Even if all mathematicians agreed with Litt’s decidedly utopian take on this thought experiment, the current situation is far from that lofty ideal—as evidenced by First Proof’s first round. “Combined, the models solved maybe eight of the problems,” he says. “But they also produced thousands and thousands of pages of garbage.”
Current AIs, it turns out, are frequently wrong but convincingly confident. They’ll cite a result in the literature but pretend it’s stronger than it is. Or they’ll bury a crucial mistake deep inside a tedious calculation, where it’s easy to miss. “Students make errors, but they’re definitely not trying to make errors,” Litt says. “The models are not very honest.”
This qualitative difference in the types of quantitative errors LLMs produce can make judging their answers very challenging. “One of the things we learned from this first round is how difficult it can be to check the correctness of the results,” says Mohammed Abouzaid, a First Proof team member and mathematician at Stanford University. “You would almost say, ‘No human who would know what all these words mean would make this mistake!’”
For round two, the team plans to outsource the task of evaluating each entry to mathematicians hired as anonymous reviewers, funded with a mix of grant money and donations from AI companies. But with no sign of the en masse mathematical onslaught slowing down, a deluge of LLM-written, subtly wrong proofs may soon overwhelm human resources. “People need to start thinking about this,” Litt says. “Our institutions and the profession are not adapting to what’s coming down the line.”
An Unexplained Gap
The first round apparently revealed a glaring chasm between public and proprietary efforts. This would seem to challenge the notion that AI usurping human skills will democratize them—for instance, by broadening who is able to contribute meaningfully to math’s advancement.
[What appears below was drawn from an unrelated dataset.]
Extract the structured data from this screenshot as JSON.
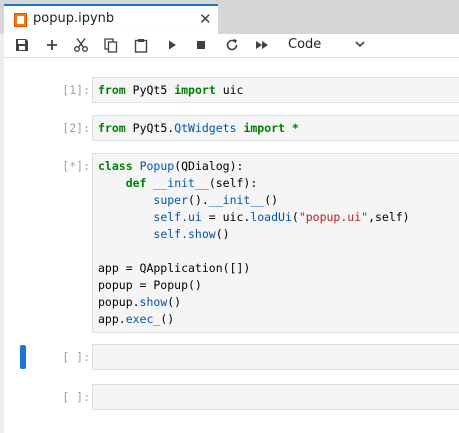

In the team’s internal tests prior to posting the first round’s 10 lemmas, even the best publicly available models were only able to prove two. In the weeklong test period, various groups of amateurs and professional mathematicians tried to do better by building “scaffolds,” collaborative networks of LLMs that talked to one another to suss out mistakes. But all these efforts only solved one additional problem.
A few different factors could explain why Google and OpenAI were able to (at least partially) solve eight problems versus the public’s three. The companies could be using improved, unreleased versions of their LLMs or some more robust, internal scaffolds. Or the answers could rely on some undisclosed input from human mathematicians. (Google’s team posted an explanation of its methodology. The team said this approach included “absolutely no human intervention”—the sort of claim that First Proof’s new requirements would verify in the second round.)
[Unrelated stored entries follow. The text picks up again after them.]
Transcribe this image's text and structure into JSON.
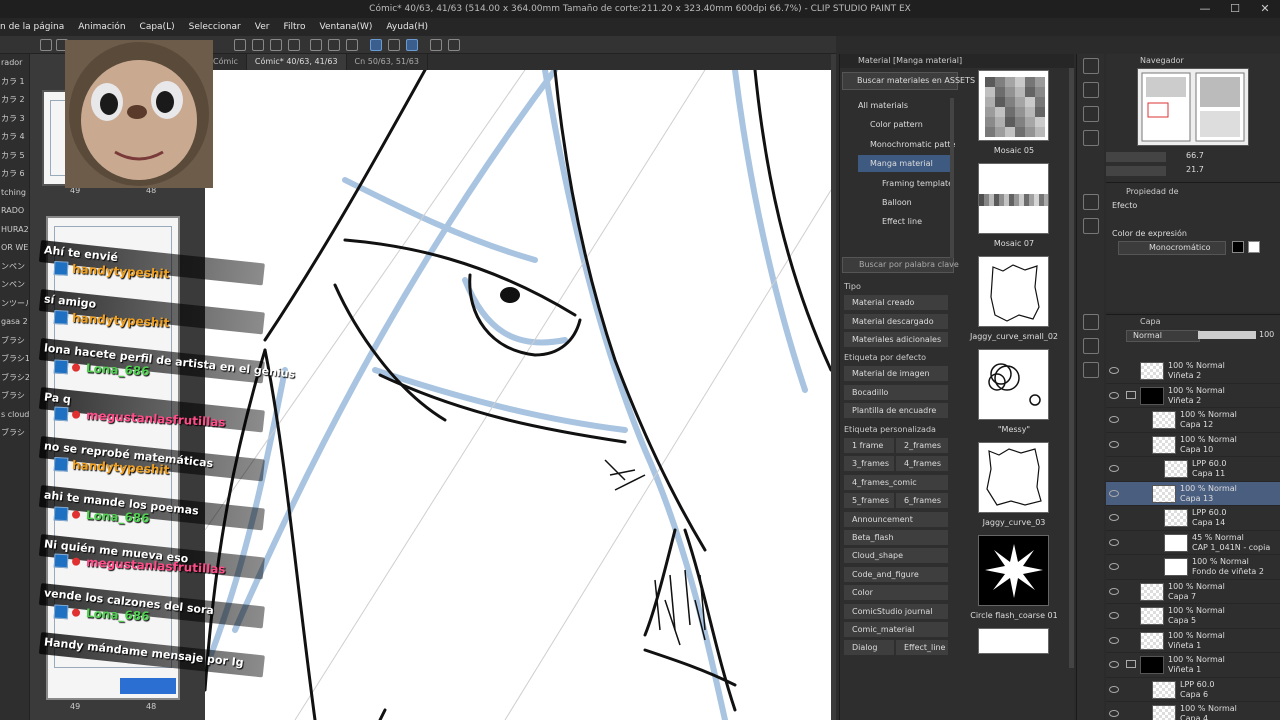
{
  "window": {
    "title": "Cómic* 40/63, 41/63 (514.00 x 364.00mm Tamaño de corte:211.20 x 323.40mm 600dpi 66.7%) - CLIP STUDIO PAINT EX",
    "minimize": "—",
    "maximize": "☐",
    "close": "✕"
  },
  "menu": [
    "n de la página",
    "Animación",
    "Capa(L)",
    "Seleccionar",
    "Ver",
    "Filtro",
    "Ventana(W)",
    "Ayuda(H)"
  ],
  "left_strip": [
    "rador",
    "カラ 1",
    "カラ 2",
    "カラ 3",
    "カラ 4",
    "カラ 5",
    "カラ 6",
    "tching",
    "RADO",
    "HURA2",
    "OR WE",
    "ンペン",
    "ンペン",
    "ンツール",
    "gasa 2",
    "ブラシ",
    "ブラシ1",
    "ブラシ2",
    "ブラシ",
    "s cloud",
    "ブラシ"
  ],
  "doc_tabs": [
    {
      "label": "Cómic",
      "active": false
    },
    {
      "label": "Cómic* 40/63, 41/63",
      "active": true
    },
    {
      "label": "Cn 50/63, 51/63",
      "active": false
    }
  ],
  "pages": {
    "top_labels": [
      "49",
      "48"
    ],
    "bottom_labels": [
      "49",
      "48"
    ]
  },
  "chat": {
    "lines": [
      {
        "text": "Ahí te envié"
      },
      {
        "user": "handytypeshit",
        "color": "#f0a020",
        "badge": true,
        "dot": false
      },
      {
        "text": "sí amigo"
      },
      {
        "user": "handytypeshit",
        "color": "#f0a020",
        "badge": true,
        "dot": false
      },
      {
        "text": "lona hacete perfil de artista en el genius"
      },
      {
        "user": "Lona_686",
        "color": "#50d050",
        "badge": true,
        "dot": true
      },
      {
        "text": "Pa q"
      },
      {
        "user": "megustanlasfrutillas",
        "color": "#ff4d8a",
        "badge": true,
        "dot": true
      },
      {
        "text": "no se reprobé matemáticas"
      },
      {
        "user": "handytypeshit",
        "color": "#f0a020",
        "badge": true,
        "dot": false
      },
      {
        "text": "ahi te mande los poemas"
      },
      {
        "user": "Lona_686",
        "color": "#50d050",
        "badge": true,
        "dot": true
      },
      {
        "text": "Ni quién me mueva eso"
      },
      {
        "user": "megustanlasfrutillas",
        "color": "#ff4d8a",
        "badge": true,
        "dot": true
      },
      {
        "text": "vende los calzones del sora"
      },
      {
        "user": "Lona_686",
        "color": "#50d050",
        "badge": true,
        "dot": true
      },
      {
        "text": "Handy mándame mensaje por Ig"
      }
    ]
  },
  "material": {
    "header": "Material [Manga material]",
    "assets_button": "Buscar materiales en ASSETS",
    "tree": [
      {
        "label": "All materials",
        "indent": 0,
        "selected": false
      },
      {
        "label": "Color pattern",
        "indent": 1,
        "selected": false
      },
      {
        "label": "Monochromatic patte",
        "indent": 1,
        "selected": false
      },
      {
        "label": "Manga material",
        "indent": 1,
        "selected": true
      },
      {
        "label": "Framing template",
        "indent": 2,
        "selected": false
      },
      {
        "label": "Balloon",
        "indent": 2,
        "selected": false
      },
      {
        "label": "Effect line",
        "indent": 2,
        "selected": false
      }
    ],
    "search_placeholder": "Buscar por palabra clave",
    "tipo_label": "Tipo",
    "tipo_items": [
      "Material creado",
      "Material descargado",
      "Materiales adicionales"
    ],
    "default_label": "Etiqueta por defecto",
    "default_items": [
      "Material de imagen",
      "Bocadillo",
      "Plantilla de encuadre"
    ],
    "custom_label": "Etiqueta personalizada",
    "custom_pairs": [
      [
        "1 frame",
        "2_frames"
      ],
      [
        "3_frames",
        "4_frames"
      ],
      [
        "4_frames_comic",
        ""
      ],
      [
        "5_frames",
        "6_frames"
      ],
      [
        "Announcement",
        ""
      ],
      [
        "Beta_flash",
        ""
      ],
      [
        "Cloud_shape",
        ""
      ],
      [
        "Code_and_figure",
        ""
      ],
      [
        "Color",
        ""
      ],
      [
        "ComicStudio journal",
        ""
      ],
      [
        "Comic_material",
        ""
      ],
      [
        "Dialog",
        "Effect_line"
      ]
    ],
    "thumbs": [
      {
        "label": "Mosaic 05"
      },
      {
        "label": "Mosaic 07"
      },
      {
        "label": "Jaggy_curve_small_02"
      },
      {
        "label": "\"Messy\""
      },
      {
        "label": "Jaggy_curve_03"
      },
      {
        "label": "Circle flash_coarse 01"
      }
    ]
  },
  "navigator": {
    "title": "Navegador",
    "zoom": "66.7",
    "rotate": "21.7"
  },
  "property": {
    "title": "Propiedad de",
    "effect_label": "Efecto",
    "expr_label": "Color de expresión",
    "expr_value": "Monocromático"
  },
  "layers": {
    "title": "Capa",
    "blend": "Normal",
    "opacity": "100",
    "items": [
      {
        "l1": "100 % Normal",
        "l2": "Viñeta 2",
        "indent": 0,
        "thumb": "checker",
        "selected": false
      },
      {
        "l1": "100 % Normal",
        "l2": "Viñeta 2",
        "indent": 0,
        "thumb": "black",
        "selected": false,
        "folder": true
      },
      {
        "l1": "100 % Normal",
        "l2": "Capa 12",
        "indent": 1,
        "thumb": "checker",
        "selected": false
      },
      {
        "l1": "100 % Normal",
        "l2": "Capa 10",
        "indent": 1,
        "thumb": "checker",
        "selected": false
      },
      {
        "l1": "LPP 60.0",
        "l2": "Capa 11",
        "indent": 2,
        "thumb": "checker",
        "selected": false
      },
      {
        "l1": "100 % Normal",
        "l2": "Capa 13",
        "indent": 1,
        "thumb": "checker",
        "selected": true
      },
      {
        "l1": "LPP 60.0",
        "l2": "Capa 14",
        "indent": 2,
        "thumb": "checker",
        "selected": false
      },
      {
        "l1": "45 % Normal",
        "l2": "CAP 1_041N - copia",
        "indent": 2,
        "thumb": "white",
        "selected": false
      },
      {
        "l1": "100 % Normal",
        "l2": "Fondo de viñeta 2",
        "indent": 2,
        "thumb": "white",
        "selected": false
      },
      {
        "l1": "100 % Normal",
        "l2": "Capa 7",
        "indent": 0,
        "thumb": "checker",
        "selected": false
      },
      {
        "l1": "100 % Normal",
        "l2": "Capa 5",
        "indent": 0,
        "thumb": "checker",
        "selected": false
      },
      {
        "l1": "100 % Normal",
        "l2": "Viñeta 1",
        "indent": 0,
        "thumb": "checker",
        "selected": false
      },
      {
        "l1": "100 % Normal",
        "l2": "Viñeta 1",
        "indent": 0,
        "thumb": "black",
        "selected": false,
        "folder": true
      },
      {
        "l1": "LPP 60.0",
        "l2": "Capa 6",
        "indent": 1,
        "thumb": "checker",
        "selected": false
      },
      {
        "l1": "100 % Normal",
        "l2": "Capa 4",
        "indent": 1,
        "thumb": "checker",
        "selected": false
      }
    ]
  }
}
That’s what the second round is meant to sort out, Williams says. “This was an experiment,” she says, “to get feedback from the community to figure out how to do a more formal round.”
In addition to more robust human judging, this round will require that participants package models so the First Proof team can prompt them directly. “If it is not a public model, then we need to run it,” Abouzaid says, “because otherwise, it’s not clear what we’re testing.”
It remains to be seen whether OpenAI and Google will comply—or if the many other LLM companies and AI-for-math start-ups that were conspicuously absent during the first round will do so.
In the coming months, First Proof and other AI benchmarks might help foretell the still-hazy fate of mathematics—a tiny niche of the scientific world that suddenly has some of the Earth’s wealthiest eyes trained upon it.
“One of our main motivations is to make sure that we can tell young people what we expect the field to look like in a few years,” Abouzaid says. “And that requires understanding what these systems are actually capable of.”